Perhaps the biggest question in parallel computing for Big Data is, “Who’s responsible for the logical work to harness parallel architectures: the hardware, the compiler, or the programmer?”
Today I found an interesting lecture on MIT’s Open Courseware titled L3: Introduction to Parallel Architectures given as part of the “Multicore Programming Primer” IAP course by Saman Amarasinghe. The lecture discusses high-level parallel computing architectures from the past 50 years of parallel computing and lends insight into this question.
Implicit Parallelism is where compilers and hardware try to extract parallelism in the source program. Do you Read After Writing? (Known as a RAW hazard–a form of dependence that limits how much parallelism can be created.) Write After Read? Write After Write hazard? There are a number of clever tricks when analyzing code such as “register renaming” where the software essentially writes the same variable to two different spaces if one isn’t ever used, thereby avoiding a bottleneck.
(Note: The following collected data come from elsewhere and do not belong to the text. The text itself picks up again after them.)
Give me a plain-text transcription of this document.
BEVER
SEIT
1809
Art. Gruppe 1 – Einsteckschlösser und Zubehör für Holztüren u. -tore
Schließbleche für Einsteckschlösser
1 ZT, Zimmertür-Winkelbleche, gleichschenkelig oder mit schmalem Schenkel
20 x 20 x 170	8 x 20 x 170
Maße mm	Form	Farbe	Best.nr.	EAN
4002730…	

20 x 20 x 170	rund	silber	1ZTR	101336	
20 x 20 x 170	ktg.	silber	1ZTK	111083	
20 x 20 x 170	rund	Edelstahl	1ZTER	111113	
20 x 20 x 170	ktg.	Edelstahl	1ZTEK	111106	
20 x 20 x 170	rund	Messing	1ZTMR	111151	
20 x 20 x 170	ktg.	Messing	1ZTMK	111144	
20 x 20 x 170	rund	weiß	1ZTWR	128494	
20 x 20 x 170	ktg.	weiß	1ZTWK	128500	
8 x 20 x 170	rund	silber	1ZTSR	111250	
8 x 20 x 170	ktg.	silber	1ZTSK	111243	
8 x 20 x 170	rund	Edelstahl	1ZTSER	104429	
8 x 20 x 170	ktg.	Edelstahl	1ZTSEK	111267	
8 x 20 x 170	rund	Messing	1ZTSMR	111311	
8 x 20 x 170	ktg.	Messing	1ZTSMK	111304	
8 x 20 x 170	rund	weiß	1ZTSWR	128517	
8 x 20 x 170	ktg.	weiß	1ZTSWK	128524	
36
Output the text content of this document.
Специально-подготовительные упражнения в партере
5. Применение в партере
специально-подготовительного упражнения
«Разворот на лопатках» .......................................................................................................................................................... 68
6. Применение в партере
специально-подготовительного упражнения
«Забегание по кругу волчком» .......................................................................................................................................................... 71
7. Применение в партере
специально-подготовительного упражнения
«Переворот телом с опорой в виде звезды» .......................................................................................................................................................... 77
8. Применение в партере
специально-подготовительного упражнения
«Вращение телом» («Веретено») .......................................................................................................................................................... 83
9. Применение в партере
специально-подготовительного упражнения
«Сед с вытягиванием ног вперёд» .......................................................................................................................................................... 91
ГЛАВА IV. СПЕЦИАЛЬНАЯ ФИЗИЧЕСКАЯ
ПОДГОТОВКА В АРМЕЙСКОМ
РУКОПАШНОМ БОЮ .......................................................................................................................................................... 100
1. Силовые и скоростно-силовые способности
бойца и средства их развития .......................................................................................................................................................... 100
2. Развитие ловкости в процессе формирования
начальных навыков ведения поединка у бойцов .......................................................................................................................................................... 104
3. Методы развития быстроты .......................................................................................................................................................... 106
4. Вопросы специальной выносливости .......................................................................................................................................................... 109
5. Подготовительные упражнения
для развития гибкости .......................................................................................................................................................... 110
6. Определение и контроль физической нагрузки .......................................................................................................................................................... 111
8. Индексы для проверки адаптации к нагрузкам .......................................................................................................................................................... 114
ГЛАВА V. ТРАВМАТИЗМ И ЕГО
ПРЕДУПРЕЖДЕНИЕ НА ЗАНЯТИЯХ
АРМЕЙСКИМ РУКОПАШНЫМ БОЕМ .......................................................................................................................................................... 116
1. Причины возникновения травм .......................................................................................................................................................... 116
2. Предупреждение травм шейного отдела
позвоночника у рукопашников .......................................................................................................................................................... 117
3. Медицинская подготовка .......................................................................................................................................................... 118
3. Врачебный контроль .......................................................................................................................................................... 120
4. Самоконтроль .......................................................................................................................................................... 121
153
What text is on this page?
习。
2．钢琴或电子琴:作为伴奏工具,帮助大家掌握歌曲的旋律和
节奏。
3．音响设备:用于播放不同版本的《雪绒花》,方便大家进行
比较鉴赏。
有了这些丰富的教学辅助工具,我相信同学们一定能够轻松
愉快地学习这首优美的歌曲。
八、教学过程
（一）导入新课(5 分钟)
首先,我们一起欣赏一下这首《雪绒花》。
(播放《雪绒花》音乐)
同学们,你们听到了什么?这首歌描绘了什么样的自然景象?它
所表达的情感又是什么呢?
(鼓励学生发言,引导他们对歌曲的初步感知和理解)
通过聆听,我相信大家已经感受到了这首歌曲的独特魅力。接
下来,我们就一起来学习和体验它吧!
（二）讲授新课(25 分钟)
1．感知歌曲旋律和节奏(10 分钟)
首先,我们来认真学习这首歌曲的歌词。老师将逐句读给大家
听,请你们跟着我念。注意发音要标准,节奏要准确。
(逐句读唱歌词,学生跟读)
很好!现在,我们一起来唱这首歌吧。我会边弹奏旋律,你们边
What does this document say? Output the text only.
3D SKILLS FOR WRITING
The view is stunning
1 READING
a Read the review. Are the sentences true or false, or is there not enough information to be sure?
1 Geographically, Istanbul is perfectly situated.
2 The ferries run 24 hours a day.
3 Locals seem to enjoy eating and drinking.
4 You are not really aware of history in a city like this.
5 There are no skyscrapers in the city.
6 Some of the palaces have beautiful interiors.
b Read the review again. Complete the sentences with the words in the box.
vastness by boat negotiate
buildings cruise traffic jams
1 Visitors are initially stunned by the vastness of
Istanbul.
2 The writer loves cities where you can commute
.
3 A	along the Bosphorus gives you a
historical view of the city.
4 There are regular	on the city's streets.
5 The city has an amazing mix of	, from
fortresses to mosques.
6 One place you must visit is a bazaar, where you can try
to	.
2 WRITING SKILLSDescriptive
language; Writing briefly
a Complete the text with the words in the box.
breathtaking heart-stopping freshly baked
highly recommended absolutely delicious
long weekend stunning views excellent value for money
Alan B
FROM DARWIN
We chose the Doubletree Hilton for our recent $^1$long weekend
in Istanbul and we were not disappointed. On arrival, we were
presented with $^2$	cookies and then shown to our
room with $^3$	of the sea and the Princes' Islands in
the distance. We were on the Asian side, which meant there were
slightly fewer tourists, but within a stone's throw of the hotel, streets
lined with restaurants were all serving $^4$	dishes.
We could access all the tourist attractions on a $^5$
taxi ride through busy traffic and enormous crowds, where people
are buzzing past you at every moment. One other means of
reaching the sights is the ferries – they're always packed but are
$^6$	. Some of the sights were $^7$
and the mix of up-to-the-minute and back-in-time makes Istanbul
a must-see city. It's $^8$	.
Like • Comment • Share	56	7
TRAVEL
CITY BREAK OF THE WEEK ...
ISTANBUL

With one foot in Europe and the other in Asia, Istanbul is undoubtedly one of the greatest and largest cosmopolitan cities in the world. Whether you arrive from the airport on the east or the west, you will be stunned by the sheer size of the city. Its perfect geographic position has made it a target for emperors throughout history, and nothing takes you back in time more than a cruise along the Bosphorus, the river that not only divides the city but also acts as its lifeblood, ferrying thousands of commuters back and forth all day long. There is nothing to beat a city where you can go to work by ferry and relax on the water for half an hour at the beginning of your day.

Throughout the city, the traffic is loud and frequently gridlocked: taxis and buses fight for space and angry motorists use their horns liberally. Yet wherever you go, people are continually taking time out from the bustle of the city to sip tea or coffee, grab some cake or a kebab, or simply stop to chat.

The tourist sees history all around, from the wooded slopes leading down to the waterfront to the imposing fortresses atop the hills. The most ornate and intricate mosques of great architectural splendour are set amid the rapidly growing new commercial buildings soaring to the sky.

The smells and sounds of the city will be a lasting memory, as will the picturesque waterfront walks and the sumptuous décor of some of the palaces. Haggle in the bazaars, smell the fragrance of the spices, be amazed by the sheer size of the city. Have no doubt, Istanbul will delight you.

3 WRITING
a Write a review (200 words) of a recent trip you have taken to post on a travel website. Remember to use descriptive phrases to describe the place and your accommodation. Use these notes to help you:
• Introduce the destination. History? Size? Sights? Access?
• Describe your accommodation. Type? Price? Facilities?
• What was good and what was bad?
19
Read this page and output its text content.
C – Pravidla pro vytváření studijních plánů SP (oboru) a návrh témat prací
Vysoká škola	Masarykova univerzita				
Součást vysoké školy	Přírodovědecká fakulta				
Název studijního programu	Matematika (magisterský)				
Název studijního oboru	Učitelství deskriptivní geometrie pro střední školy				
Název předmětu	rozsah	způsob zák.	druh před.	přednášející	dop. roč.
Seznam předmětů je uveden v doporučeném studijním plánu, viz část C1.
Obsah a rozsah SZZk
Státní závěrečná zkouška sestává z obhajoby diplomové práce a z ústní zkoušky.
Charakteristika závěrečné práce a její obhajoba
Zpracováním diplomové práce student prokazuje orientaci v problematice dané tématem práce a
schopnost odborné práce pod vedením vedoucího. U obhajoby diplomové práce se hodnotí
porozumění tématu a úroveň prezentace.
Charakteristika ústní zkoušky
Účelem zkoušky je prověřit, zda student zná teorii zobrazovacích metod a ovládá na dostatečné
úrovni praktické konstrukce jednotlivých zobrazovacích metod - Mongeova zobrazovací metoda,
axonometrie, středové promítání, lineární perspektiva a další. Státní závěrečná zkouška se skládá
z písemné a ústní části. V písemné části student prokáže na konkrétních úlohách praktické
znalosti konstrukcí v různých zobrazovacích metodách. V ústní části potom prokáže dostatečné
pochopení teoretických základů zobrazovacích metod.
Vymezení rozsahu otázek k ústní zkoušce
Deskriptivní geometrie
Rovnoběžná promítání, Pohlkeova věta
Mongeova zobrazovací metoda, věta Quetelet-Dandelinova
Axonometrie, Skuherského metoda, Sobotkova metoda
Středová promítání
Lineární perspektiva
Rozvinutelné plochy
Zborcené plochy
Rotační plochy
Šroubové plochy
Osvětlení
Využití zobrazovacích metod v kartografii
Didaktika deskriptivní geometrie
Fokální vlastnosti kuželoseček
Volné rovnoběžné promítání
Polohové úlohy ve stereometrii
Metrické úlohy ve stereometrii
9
Searching for a lack of control dependencies is another trick. For example, does a series of “if statements” require particular ordering? Or can you reshuffle them if there is no internal dependency? This can allow a block of logic to be implicitly parallelized by a compiler that recognizes this control independence.
“Speculation” is another approach–essentially the computer makes educated guesses or speculates by testing the multiple branches of logic simultaneously and then follows the branch that evaluated true. So, while the program may not be explicitly parallel, by doing several steps of extra work the computer can avoid having to take the extra time to back track and explore all of the logical branches in sequence. This doesn’t save on computation, but it does speed up the program.
To be clear, there is a lot of energy and cycle losses trying to uncover and execute implicit parallelism. The low hanging fruit has been picked: we see that even thought transistors double, performance only increases marginally (say, 5%). Both compilers (which have more freedom to see the big picture of a program) and processors (which generally make use of speculation) both look to exploit implicit parallelism. But things are moving more and more toward explicit parallelism to avoid this waste.
Explicit Parallelism is where the programmer explicitly dictates parallel logic. An important concept about the limitations of parallelism is called Little’s Law: Throughput per cycle * Latency in Cycles. This law describes the tradeoff between the parallel throughput (the granularity of the parallelism) and the latency of a cycle (how long it takes to complete the segment of code).
To better understand Explicit (and Implicit) Parallelism, four high-level categories of logical parallelism were presented: Pipelining, Data-Level Parallelism, Thread-Level Parallelism, Instruction-Level Parallelism. Pipelining involves the staggering of processes, Data-Level Parallelism involves processing large layers of similar objects through similar steps, Thread-Level parallelism involves computing different but independent series of commands, and Instruction-Level Parallelism is splitting a single series of commands into their independent and dependent layers. The screenshot provides a high-level conceptualization of these four categories.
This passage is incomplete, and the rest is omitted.